Dayah-dayah yang didirikan oleh murid Syech Muda Waly terus melahirkan berbagai Dayah yang Mashur. Ada yang menambalkan diksi Al-Waliyah; Darul Fikri Al Waliyah, Al Aziziyah; Mabadul Ulum Al Aziziyah dan Al Fata; Madinatul Fata. Mudi Mesra, Bireun, Samalangan dengan diksi Al Aziziyahnya, Darussalam, Labuhan Haji Aceh Selatan dengan Al-Waliyahnya, Seulimum, Aceh Besar dengan diksi Al Fata atawa Ruhul Fata.
Ada juga yang tanpa menambalkan diksi “AL”. Oleh karenanya kita selaku generasi Aceh patut berbangga pada Ijtihad Syech Muda Waly Al-Khalidy dalam membangun Dayah sebagai pusat peradaban nusantara kala itu.

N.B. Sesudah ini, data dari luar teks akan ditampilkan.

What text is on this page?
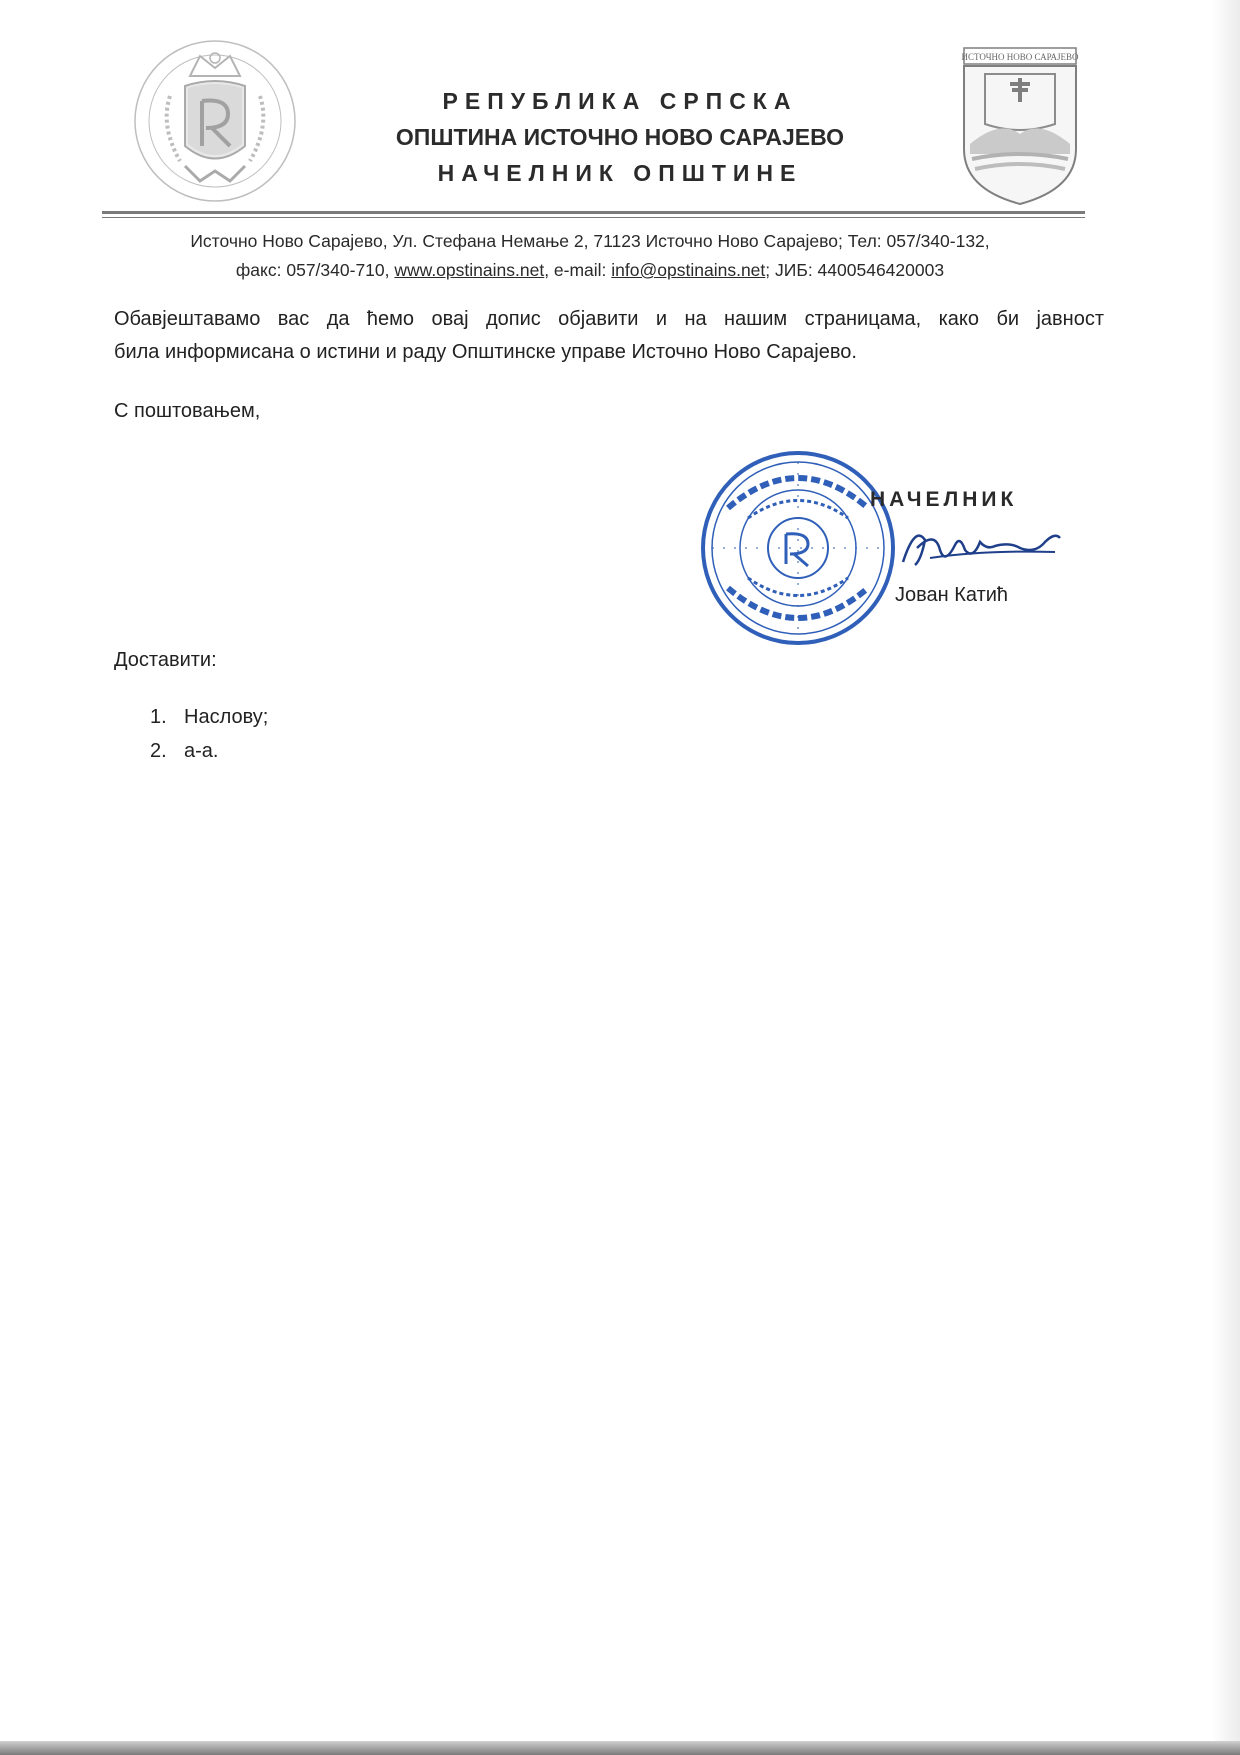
РЕПУБЛИКА СРПСКА
ОПШТИНА ИСТОЧНО НОВО САРАЈЕВО
НАЧЕЛНИК ОПШТИНЕ
ИСТОЧНО НОВО САРАЈЕВО
Источно Ново Сарајево, Ул. Стефана Немање 2, 71123 Источно Ново Сарајево; Тел: 057/340-132,
факс: 057/340-710, www.opstinains.net, e-mail: info@opstinains.net; ЈИБ: 4400546420003
Обавјештавамо вас да ћемо овај допис објавити и на нашим страницама, како би јавност
била информисана о истини и раду Општинске управе Источно Ново Сарајево.
С поштовањем,
НАЧЕЛНИК
Јован Катић
Доставити:
1. Наслову;
2. а-а.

Syech Muda Waly bukan hanya berhasil mendidik semua anaknya menjadi ulama kharismatik Aceh akan tetapi telah berhasil mencetak kader ulama yang menjadi panutan di seantero Aceh.

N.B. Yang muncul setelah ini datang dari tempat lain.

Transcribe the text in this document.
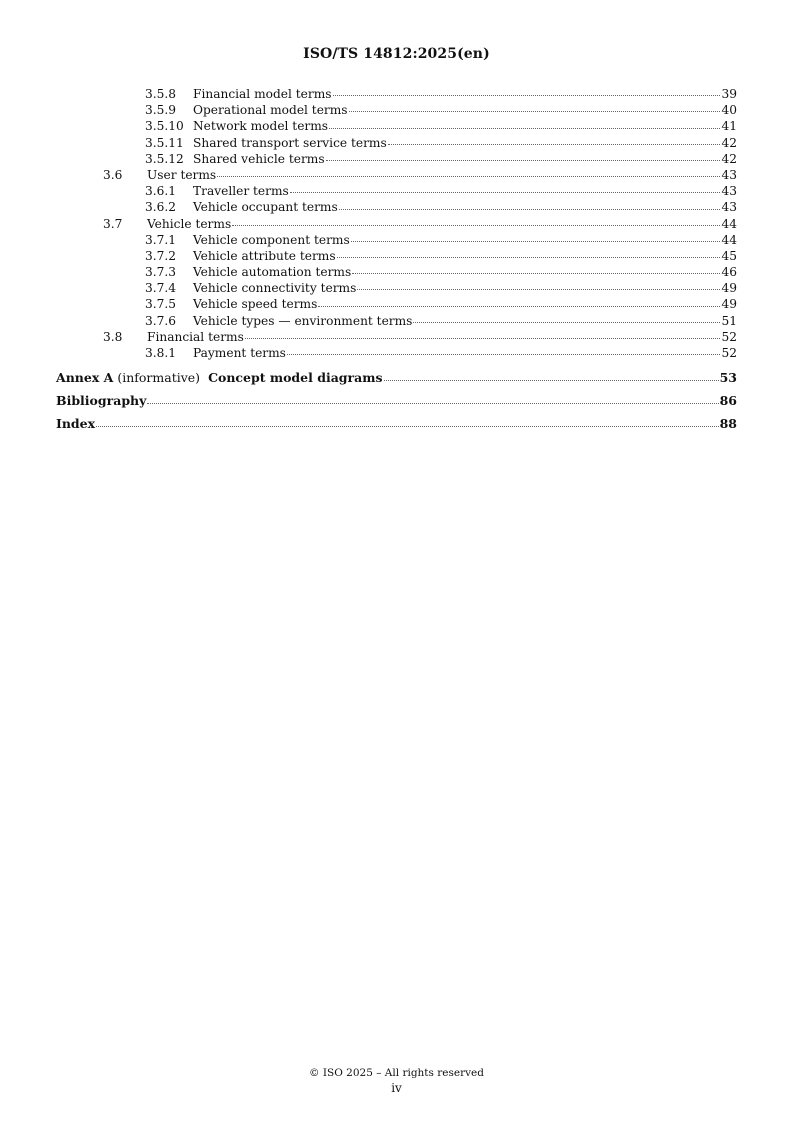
ISO/TS 14812:2025(en)
3.5.8	Financial model terms	39
3.5.9	Operational model terms	40
3.5.10 Network model terms	41
3.5.11 Shared transport service terms	42
3.5.12 Shared vehicle terms	42
3.6	User terms	43
3.6.1	Traveller terms	43
3.6.2	Vehicle occupant terms	43
3.7	Vehicle terms	44
3.7.1	Vehicle component terms	44
3.7.2	Vehicle attribute terms	45
3.7.3	Vehicle automation terms	46
3.7.4	Vehicle connectivity terms	49
3.7.5	Vehicle speed terms	49
3.7.6	Vehicle types — environment terms	51
3.8	Financial terms	52
3.8.1	Payment terms	52
Annex A (informative) Concept model diagrams	53
Bibliography	86
Index	88
© ISO 2025 – All rights reserved
iv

Adapun anak-anak Syech Muda Wali yang menjadi ulama kharismatik antara lain; Abuya Muhibuddin Waly, Abuya H. Djamaluddin Waly, Abuya Amran Waly, Abuya Nasir Waly, Abuya Mawardi Waly serta Abuya Ruslan Waly, akan tetapi juga telah berhasil mencetak kader ulama Aceh yang kini telah mashur mengembangkan Dayah Salafiyah di Aceh.
Itu artinya nasab idiologi Dayah Salafiyah di Aceh berasal dari generasi Al-Waliyah, yang kini bermetamarfosis menjadi tiga manhaj dayah salafiyah yang manshur yaitu Al-Waliyah, Al-Aziziyah dan Al-Fata. Dalam gerakan dakwah Al-Waliyah melahirkan MPTT, Al-Aziziyah melahirkan Tastafi sementara Al-Fata tidak membentuk komunitas secara spesifik. Wallahu`alam.